Women’s suffrage is currently valid in the vast majority of countries. The first in Europe to receive the right to elect and be elected in 1906 were women of Finland, who was then still part of the Russian Empire. In the rest of Russia, women received the opportunity to participate in the elections only in 1917.
Around the same time, in the wake of revolutionary transformations in Europe, women’s suffrage was also introduced in most Central European states. In the agrarian southeast of Europe, in countries with an authoritarian regime and powerful monarchist traditions, gender justice in the electoral system has triumphed after the Second World War. Switzerland and Liechtenstein were the last to equalize their women in suffrage.
Women’s suffrage in Europe
In Germany, women have not participated in elections for centuries. The role of women in a patriarchal society (kinder, kyuhe – cuisine, kirche) was considered obvious and was not the subject of discussion. This state of affairs remained until global emancipation pushed the Germans to fight for their rights.
Even during the reign of the Kaiser in Germany, an active women’s movement was formed, thanks to which Germany was at the forefront of European countries that equalized women with men in political rights. This happened after the defeat of the Kaiser empire in World War I, during the creation of the Weimar Republic.
Women’s suffrage: Step to democracy
Immediately after the victory of the November Revolution on November 12, the new interim Social Democratic Government of Germany proclaimed equal suffrage for men and women and secured this legal innovation in the form of a law on November 30, 1918.
The evolution of women’s suffrage in Germany from the beginning of the century to the present day is being reconstructed by a large-scale exhibition in the Frankfurt Historical Museum. The exhibition “Ladies choose! 100 years of women’s suffrage” opens a program of anniversary events dedicated to the centenary of women’s suffrage in Germany, which will be held throughout the remaining year and will continue in 2019. The exhibition was prepared with the assistance of the Archive of the German Women’s Movement in Kassel.
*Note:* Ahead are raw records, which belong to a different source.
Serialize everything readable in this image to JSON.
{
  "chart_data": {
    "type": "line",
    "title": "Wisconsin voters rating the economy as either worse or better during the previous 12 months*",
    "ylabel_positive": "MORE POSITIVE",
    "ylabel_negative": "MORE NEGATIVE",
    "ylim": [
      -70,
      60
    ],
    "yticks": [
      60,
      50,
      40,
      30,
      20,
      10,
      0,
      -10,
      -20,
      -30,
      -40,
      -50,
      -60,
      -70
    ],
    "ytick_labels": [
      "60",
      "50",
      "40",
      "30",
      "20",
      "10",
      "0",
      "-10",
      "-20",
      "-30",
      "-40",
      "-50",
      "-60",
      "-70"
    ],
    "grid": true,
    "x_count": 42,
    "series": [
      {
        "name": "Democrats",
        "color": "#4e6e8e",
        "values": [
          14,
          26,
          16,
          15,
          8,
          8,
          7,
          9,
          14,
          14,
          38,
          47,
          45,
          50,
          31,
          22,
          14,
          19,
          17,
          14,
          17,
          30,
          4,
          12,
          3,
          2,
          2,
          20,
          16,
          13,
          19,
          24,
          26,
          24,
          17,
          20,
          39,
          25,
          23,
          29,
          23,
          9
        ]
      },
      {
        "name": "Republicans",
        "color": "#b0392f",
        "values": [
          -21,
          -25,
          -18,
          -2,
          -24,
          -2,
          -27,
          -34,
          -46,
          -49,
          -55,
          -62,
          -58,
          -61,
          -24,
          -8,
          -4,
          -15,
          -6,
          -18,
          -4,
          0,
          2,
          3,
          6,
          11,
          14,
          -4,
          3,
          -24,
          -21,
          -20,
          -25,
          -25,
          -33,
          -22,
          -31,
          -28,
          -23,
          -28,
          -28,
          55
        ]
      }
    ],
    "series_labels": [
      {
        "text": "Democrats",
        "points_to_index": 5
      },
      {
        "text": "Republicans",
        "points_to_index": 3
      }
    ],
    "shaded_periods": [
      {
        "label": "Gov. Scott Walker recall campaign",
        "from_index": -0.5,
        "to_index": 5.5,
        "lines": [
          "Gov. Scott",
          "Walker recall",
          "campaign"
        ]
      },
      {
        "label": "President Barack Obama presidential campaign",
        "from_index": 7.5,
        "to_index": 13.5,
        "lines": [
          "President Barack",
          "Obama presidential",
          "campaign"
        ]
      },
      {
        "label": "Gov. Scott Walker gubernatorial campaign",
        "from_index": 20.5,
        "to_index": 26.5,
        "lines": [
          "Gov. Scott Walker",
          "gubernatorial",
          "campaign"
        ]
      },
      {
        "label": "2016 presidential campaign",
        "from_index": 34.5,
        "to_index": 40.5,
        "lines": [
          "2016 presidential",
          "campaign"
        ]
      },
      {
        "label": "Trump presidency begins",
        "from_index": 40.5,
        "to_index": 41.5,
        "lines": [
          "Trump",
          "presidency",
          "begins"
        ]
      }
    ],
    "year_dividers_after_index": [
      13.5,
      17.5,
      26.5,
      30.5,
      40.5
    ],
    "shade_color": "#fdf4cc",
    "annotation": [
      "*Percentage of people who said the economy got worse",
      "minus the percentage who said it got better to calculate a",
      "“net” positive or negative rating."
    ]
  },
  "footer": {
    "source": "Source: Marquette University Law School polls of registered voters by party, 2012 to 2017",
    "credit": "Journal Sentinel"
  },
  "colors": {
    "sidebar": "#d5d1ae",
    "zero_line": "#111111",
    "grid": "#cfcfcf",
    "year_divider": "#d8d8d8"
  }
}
Exposition curator Dorothee Linnemann noted in an interview with DW: “We decided that women’s suffrage is one of the most important steps towards the achievements of today’s democracy.”
How limited was the socio-political life of women in Europe, in the literal sense of the word, fashion shows. For many centuries, the Frankfurt exhibition reminds us, women were chained in suffocating corsets, which gave their figures outlines that were pleasant to the male eye. But already in 1910 there were short dresses for playing tennis.
But women had to compete for the right to enter sports arenas. Some popular sports for a long time remained exclusively male prerogative. In 1955, for example, the German Football Association (DFB) banned women’s football because it “destroys the body and soul of a woman.”
Almost 450 exhibits – not only from the German archives, but also from all over Europe – show in Frankfurt how the brave pioneers of the emancipation of universal suffrage achieved. The struggle for the right to choose and be elected became a spark, from which the flame of the women’s movement ignited. The struggle was also for equal rights in choosing a profession, for the right of a woman in Germany to become a doctor, for the opportunity to obtain a degree.
The exhibition at the Frankfurt Historical Museum pays particular attention to the position of women at the beginning of the 20th century. At that time, a female movement with centers in Munich, Hamburg, Cologne, Leipzig, Bremen and Frankfurt was gaining strength throughout the German Reich. “Already at the time of Kaiser Germany, German society began to undergo radical changes,” the curator explains. With the disappearance of corsets and dresses to the floor, social restrictions gradually disappeared: the shorter the skirts became, the more freedom of movement appeared for women.
The struggle on the political front was more difficult. Politically engaged women maintained contacts with like-minded people throughout Europe and exchanged news of their successes. In 1912, conservative forces, however, founded the German Confederation Against Female Emancipation, an open challenge to the emancipation aspirations of women.
For the first time, German women took advantage of suffrage in the general parliamentary elections in 1919. But already in 1933, passive suffrage from the Germans was taken away by the National Socialists. Hitlerite Germany abolished almost all of the democratic innovations of the Weimar Republic and revived with the help of propaganda the patriarchal notions of the superiority of men. Women had to give birth to new soldiers – that was what was considered during the “Third Reich” their main purpose.
Gender equality in the electoral system was restored in Germany only in 1949. In West Germany, the classical distribution of roles has continued for a long time: men went to work, women did housework and raised children.
And today, as Dorothee Linneman notes, not all the demands of the pioneers of the women’s movement have been fulfilled. “Although women’s suffrage has been around for so many years,” the curator concludes, “we’re still far from having women and men equally involved in the political process.”